New York, February 10, 2011—As Iran marks the 32nd anniversary of the country’s revolution on February 11, the Committee to Protect Journalists and more than 1,000 press freedom supporters delivered a clear message to Iranian Ayatollah Sayed Ali Khamenei today: Free your country’s imprisoned journalists.
Iran is the world’s leading jailer of journalists, with 34 behind bars–tied with China, CPJ research shows. While the Iranian government continues its intensive campaign to restrict the flow of information by repressing independent media, leading journalists such as Carl Bernstein, Rajiv Chandrasekaran, Hollman Morris, David Remnick, Roxana Saberi, and David Rohde are among the 1,102 signatories of CPJ’s petition urging Iran to end this unjustifiable crackdown. The petition was delivered this week to Iran’s permanent mission to the United Nations.
In its message, CPJ and its supporters urged Khamenei to immediately honor all Iranians’ right to information by freeing all journalists serving sentences for daring to report the truth.

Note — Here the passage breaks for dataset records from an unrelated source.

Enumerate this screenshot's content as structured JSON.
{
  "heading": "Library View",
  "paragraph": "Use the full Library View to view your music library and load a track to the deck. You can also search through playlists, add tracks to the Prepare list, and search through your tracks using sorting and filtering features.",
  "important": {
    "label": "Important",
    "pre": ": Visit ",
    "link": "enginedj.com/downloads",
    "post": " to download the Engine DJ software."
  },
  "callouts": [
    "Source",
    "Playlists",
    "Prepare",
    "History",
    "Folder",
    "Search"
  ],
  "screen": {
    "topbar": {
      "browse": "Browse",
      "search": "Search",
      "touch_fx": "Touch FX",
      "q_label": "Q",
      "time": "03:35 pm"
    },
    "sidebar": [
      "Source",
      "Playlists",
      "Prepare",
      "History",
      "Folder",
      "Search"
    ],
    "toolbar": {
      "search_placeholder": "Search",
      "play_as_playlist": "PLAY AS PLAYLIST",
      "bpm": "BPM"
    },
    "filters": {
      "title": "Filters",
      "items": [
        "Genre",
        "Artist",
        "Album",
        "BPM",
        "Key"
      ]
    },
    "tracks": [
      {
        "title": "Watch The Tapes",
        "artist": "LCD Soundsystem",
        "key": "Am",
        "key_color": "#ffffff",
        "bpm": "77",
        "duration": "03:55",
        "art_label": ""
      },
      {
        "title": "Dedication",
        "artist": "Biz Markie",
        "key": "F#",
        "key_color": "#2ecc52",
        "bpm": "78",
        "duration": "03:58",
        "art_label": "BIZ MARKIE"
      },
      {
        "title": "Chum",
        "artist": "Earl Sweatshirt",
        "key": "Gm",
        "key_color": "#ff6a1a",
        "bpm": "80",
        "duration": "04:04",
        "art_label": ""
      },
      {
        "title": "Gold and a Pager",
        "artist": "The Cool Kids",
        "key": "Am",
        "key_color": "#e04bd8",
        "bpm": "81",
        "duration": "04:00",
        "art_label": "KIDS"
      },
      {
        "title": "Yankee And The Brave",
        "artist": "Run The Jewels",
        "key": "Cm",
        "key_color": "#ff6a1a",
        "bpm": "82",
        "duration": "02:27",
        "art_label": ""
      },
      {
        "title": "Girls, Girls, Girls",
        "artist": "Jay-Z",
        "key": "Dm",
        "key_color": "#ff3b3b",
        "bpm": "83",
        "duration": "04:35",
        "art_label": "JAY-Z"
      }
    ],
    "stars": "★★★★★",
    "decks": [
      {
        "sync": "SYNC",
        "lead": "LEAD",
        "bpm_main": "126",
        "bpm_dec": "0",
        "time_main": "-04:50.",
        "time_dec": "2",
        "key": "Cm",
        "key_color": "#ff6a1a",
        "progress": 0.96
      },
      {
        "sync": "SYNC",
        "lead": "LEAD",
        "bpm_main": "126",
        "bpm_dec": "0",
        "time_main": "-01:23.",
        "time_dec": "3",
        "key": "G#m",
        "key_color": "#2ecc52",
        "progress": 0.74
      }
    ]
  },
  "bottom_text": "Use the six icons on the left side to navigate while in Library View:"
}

The petition was inspired by one victim of the crackdown, Mohammad Davari, who was a recipient of CPJ’s 2010 International Press Freedom Award. As editor-in-chief of Saham News, Davari exposed appalling abuse and torture at a detention center in Iran. His coverage led to the closure of the center in 2009 but that same reporting brought about his own imprisonment some three months later. Davari continues to be held in solitary confinement in Tehran’s Evin Prison, and reports say his health is deteriorating.
“Reporting the news does not amount to heresy or constitute propaganda against the state,” CPJ wrote in its message to Khamenei. “A government that keeps its citizens in the dark by blocking independent journalism is violating its people’s right to information about their daily lives. An uninformed society cannot be a ‘free society,’ as promised by the revolution.”